The first movement reached out to us with a clean and crisp approach. TMO, as led by Sarah-Grace Williams, made the most of all opportunities to enhance rhythmic complexities, melodic development and successive levels of dramatic mood.
There was thankfully no over-interpretation nor self-indulgent over-playing from this soloist. Bravura passages added throughout the first movement by Sibelius to showcase the violin as much as possible were rendered with prodigious depth of strength but avoided awkward heaviness.
A delicate song-like restraint and no-nonsense rendition of the concerto’s famous opening was a real highlight. This approach was not fussy and immediately drew us towards the soloist and to the qualities of the featured instrument Sibelius was able to promote.
Da Silva Chen’s respect for a stable melodic architecture alongside dazzling and fluid virtuosity continued into the second movement. Here, a beautiful pursuance of line and intricate collaboration with the orchestra made for some fine moments.
The energy and character needed from soloist and orchestra to bring this concerto to a close was on offer during the final movement. A lithe, elevated display from Da Silva Chen and a gutsy, well punctuated dealing with Sibelius’ challenges from TMO earned both a standing ovation.
Following interval, TMO’s version of Symphony No 1 in C minor Opus 68 was interpreted with clear and direct Brahms like Romanticism
Conductor Sarah Grace Williams preserved momentum throughout the sprawling movements and the composer’s wish to present deep emotion on a large scale but not let unnecessary sentiment compromise the security of structure and direction in music.
Effective choice of tempi especially enhanced the flow of the opening and final movements. The iconic timpani part known by fans of this work was well performed here. Conductor Sarah-Grace Williams kept the reaching nature of the Andante sostenuto second movement at a level of gentle poise as Brahms’ shifting patterns of tone colours moved smoothly about. The result was a hushed, hypnotic, forward moving bulk of calm.

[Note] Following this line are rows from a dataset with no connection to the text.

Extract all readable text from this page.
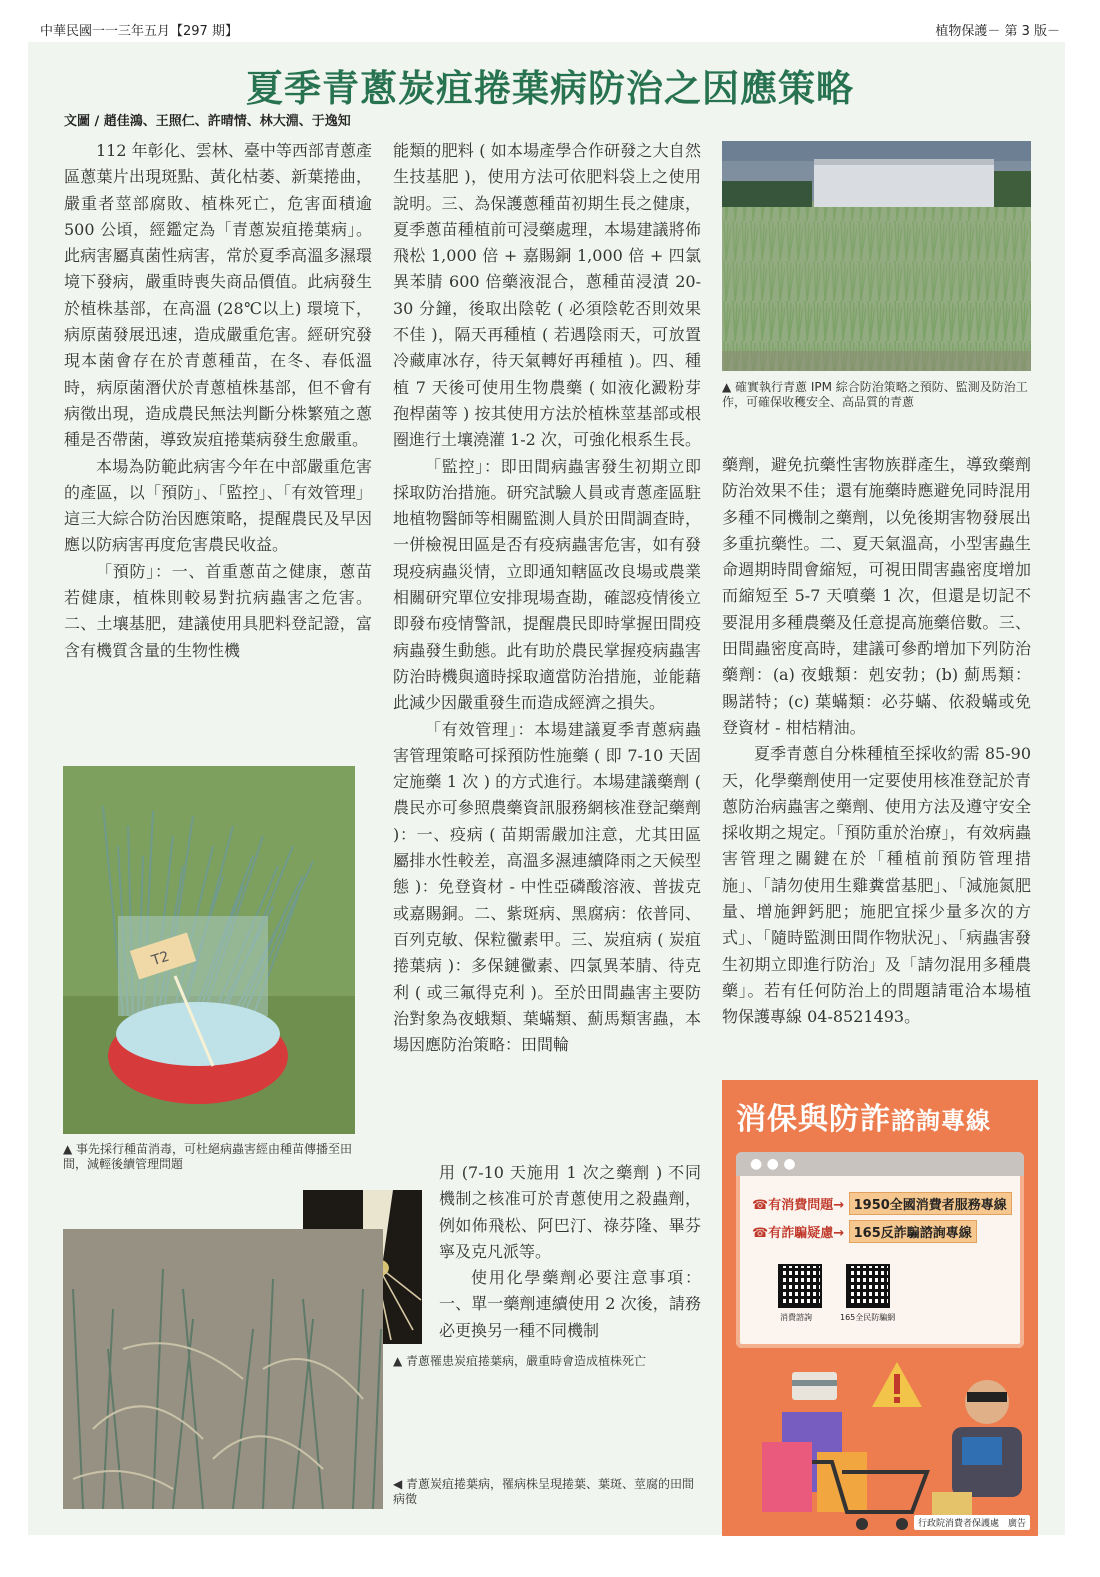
中華民國一一三年五月【297 期】	植物保護－ 第 3 版－
夏季青蔥炭疽捲葉病防治之因應策略
文圖 / 趙佳鴻、王照仁、許晴情、林大淵、于逸知

112 年彰化、雲林、臺中等西部青蔥產區蔥葉片出現斑點、黃化枯萎、新葉捲曲，嚴重者莖部腐敗、植株死亡，危害面積逾 500 公頃，經鑑定為「青蔥炭疽捲葉病」。此病害屬真菌性病害，常於夏季高溫多濕環境下發病，嚴重時喪失商品價值。此病發生於植株基部，在高溫 (28℃以上) 環境下，病原菌發展迅速，造成嚴重危害。經研究發現本菌會存在於青蔥種苗，在冬、春低溫時，病原菌潛伏於青蔥植株基部，但不會有病徵出現，造成農民無法判斷分株繁殖之蔥種是否帶菌，導致炭疽捲葉病發生愈嚴重。

本場為防範此病害今年在中部嚴重危害的產區，以「預防」、「監控」、「有效管理」這三大綜合防治因應策略，提醒農民及早因應以防病害再度危害農民收益。

「預防」：一、首重蔥苗之健康，蔥苗若健康，植株則較易對抗病蟲害之危害。二、土壤基肥，建議使用具肥料登記證，富含有機質含量的生物性機

能類的肥料 ( 如本場產學合作研發之大自然生技基肥 )，使用方法可依肥料袋上之使用說明。三、為保護蔥種苗初期生長之健康，夏季蔥苗種植前可浸藥處理，本場建議將佈飛松 1,000 倍 + 嘉賜銅 1,000 倍 + 四氯異苯腈 600 倍藥液混合，蔥種苗浸漬 20-30 分鐘，後取出陰乾 ( 必須陰乾否則效果不佳 )，隔天再種植 ( 若遇陰雨天，可放置冷藏庫冰存，待天氣轉好再種植 )。四、種植 7 天後可使用生物農藥 ( 如液化澱粉芽孢桿菌等 ) 按其使用方法於植株莖基部或根圈進行土壤澆灌 1-2 次，可強化根系生長。

「監控」：即田間病蟲害發生初期立即採取防治措施。研究試驗人員或青蔥產區駐地植物醫師等相關監測人員於田間調查時，一併檢視田區是否有疫病蟲害危害，如有發現疫病蟲災情，立即通知轄區改良場或農業相關研究單位安排現場查勘，確認疫情後立即發布疫情警訊，提醒農民即時掌握田間疫病蟲發生動態。此有助於農民掌握疫病蟲害防治時機與適時採取適當防治措施，並能藉此減少因嚴重發生而造成經濟之損失。

「有效管理」：本場建議夏季青蔥病蟲害管理策略可採預防性施藥 ( 即 7-10 天固定施藥 1 次 ) 的方式進行。本場建議藥劑 ( 農民亦可參照農藥資訊服務網核准登記藥劑 )：一、疫病 ( 苗期需嚴加注意，尤其田區屬排水性較差，高溫多濕連續降雨之天候型態 )：免登資材 - 中性亞磷酸溶液、普拔克或嘉賜銅。二、紫斑病、黑腐病：依普同、百列克敏、保粒黴素甲。三、炭疽病 ( 炭疽捲葉病 )：多保鏈黴素、四氯異苯腈、待克利 ( 或三氟得克利 )。至於田間蟲害主要防治對象為夜蛾類、葉蟎類、薊馬類害蟲，本場因應防治策略：田間輪

用 (7-10 天施用 1 次之藥劑 ) 不同機制之核准可於青蔥使用之殺蟲劑，例如佈飛松、阿巴汀、祿芬隆、畢芬寧及克凡派等。

使用化學藥劑必要注意事項：一、單一藥劑連續使用 2 次後，請務必更換另一種不同機制

藥劑，避免抗藥性害物族群產生，導致藥劑防治效果不佳；還有施藥時應避免同時混用多種不同機制之藥劑，以免後期害物發展出多重抗藥性。二、夏天氣溫高，小型害蟲生命週期時間會縮短，可視田間害蟲密度增加而縮短至 5-7 天噴藥 1 次，但還是切記不要混用多種農藥及任意提高施藥倍數。三、田間蟲密度高時，建議可參酌增加下列防治藥劑：(a) 夜蛾類：剋安勃；(b) 薊馬類：賜諾特；(c) 葉蟎類：必芬蟎、依殺蟎或免登資材 - 柑桔精油。

夏季青蔥自分株種植至採收約需 85-90 天，化學藥劑使用一定要使用核准登記於青蔥防治病蟲害之藥劑、使用方法及遵守安全採收期之規定。「預防重於治療」，有效病蟲害管理之關鍵在於「種植前預防管理措施」、「請勿使用生雞糞當基肥」、「減施氮肥量、增施鉀鈣肥；施肥宜採少量多次的方式」、「隨時監測田間作物狀況」、「病蟲害發生初期立即進行防治」及「請勿混用多種農藥」。若有任何防治上的問題請電洽本場植物保護專線 04-8521493。

▲ 確實執行青蔥 IPM 綜合防治策略之預防、監測及防治工作，可確保收穫安全、高品質的青蔥
T2
▲ 事先採行種苗消毒，可杜絕病蟲害經由種苗傳播至田間，減輕後續管理問題
▲ 青蔥罹患炭疽捲葉病，嚴重時會造成植株死亡
◀ 青蔥炭疽捲葉病，罹病株呈現捲葉、葉斑、莖腐的田間病徵
消保與防詐諮詢專線
● ● ●
☎有消費問題→ 1950全國消費者服務專線
☎有詐騙疑慮→ 165反詐騙諮詢專線
消費諮詢	165全民防騙網
行政院消費者保護處　廣告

A highlight of this symphony’s agile interpretation was the sunny pastoral interlude which the third movement embodies. Fine playing from the winds, especially the clarinet theme, transported us to a gentle and well-balanced place.

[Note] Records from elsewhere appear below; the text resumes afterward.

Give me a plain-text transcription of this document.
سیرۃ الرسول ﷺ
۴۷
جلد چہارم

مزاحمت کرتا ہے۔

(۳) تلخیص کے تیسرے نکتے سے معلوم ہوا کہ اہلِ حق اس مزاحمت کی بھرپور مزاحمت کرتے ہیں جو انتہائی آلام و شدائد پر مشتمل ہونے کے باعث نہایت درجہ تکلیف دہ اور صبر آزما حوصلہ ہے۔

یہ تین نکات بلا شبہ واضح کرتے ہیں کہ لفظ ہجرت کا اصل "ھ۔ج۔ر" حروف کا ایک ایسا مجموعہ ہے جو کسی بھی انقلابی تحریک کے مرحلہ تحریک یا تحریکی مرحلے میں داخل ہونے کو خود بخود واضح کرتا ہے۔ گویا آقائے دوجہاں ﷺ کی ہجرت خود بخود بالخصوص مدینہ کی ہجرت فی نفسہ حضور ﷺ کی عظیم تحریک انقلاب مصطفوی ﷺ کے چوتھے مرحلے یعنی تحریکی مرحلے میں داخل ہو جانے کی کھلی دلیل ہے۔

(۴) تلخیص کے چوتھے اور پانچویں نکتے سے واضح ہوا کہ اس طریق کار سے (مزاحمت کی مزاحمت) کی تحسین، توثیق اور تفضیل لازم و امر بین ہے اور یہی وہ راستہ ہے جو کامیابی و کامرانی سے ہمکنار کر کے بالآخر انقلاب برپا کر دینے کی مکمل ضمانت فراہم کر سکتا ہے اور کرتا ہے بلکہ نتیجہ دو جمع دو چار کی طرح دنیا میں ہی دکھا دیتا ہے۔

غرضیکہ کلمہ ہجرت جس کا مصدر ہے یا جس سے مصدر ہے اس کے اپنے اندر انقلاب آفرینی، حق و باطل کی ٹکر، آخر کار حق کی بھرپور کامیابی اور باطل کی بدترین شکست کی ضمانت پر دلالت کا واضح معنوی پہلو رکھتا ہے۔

Challenging rhythmic complexities and Brahms’ manipulations of orchestral textures were well-handled in this interpretation and they also rocketed the work to an exciting conclusion. The flow of developing ideas and changing colours were presented with easy eloquence in the final movement as it had been previously.
The successful juxtaposition of two giant Romantic period works was a bold programming choice. It was one which definitely paid off, cementing TMO’s ‘tour de force’ status in the local music scene very early in this year’s musical calendar.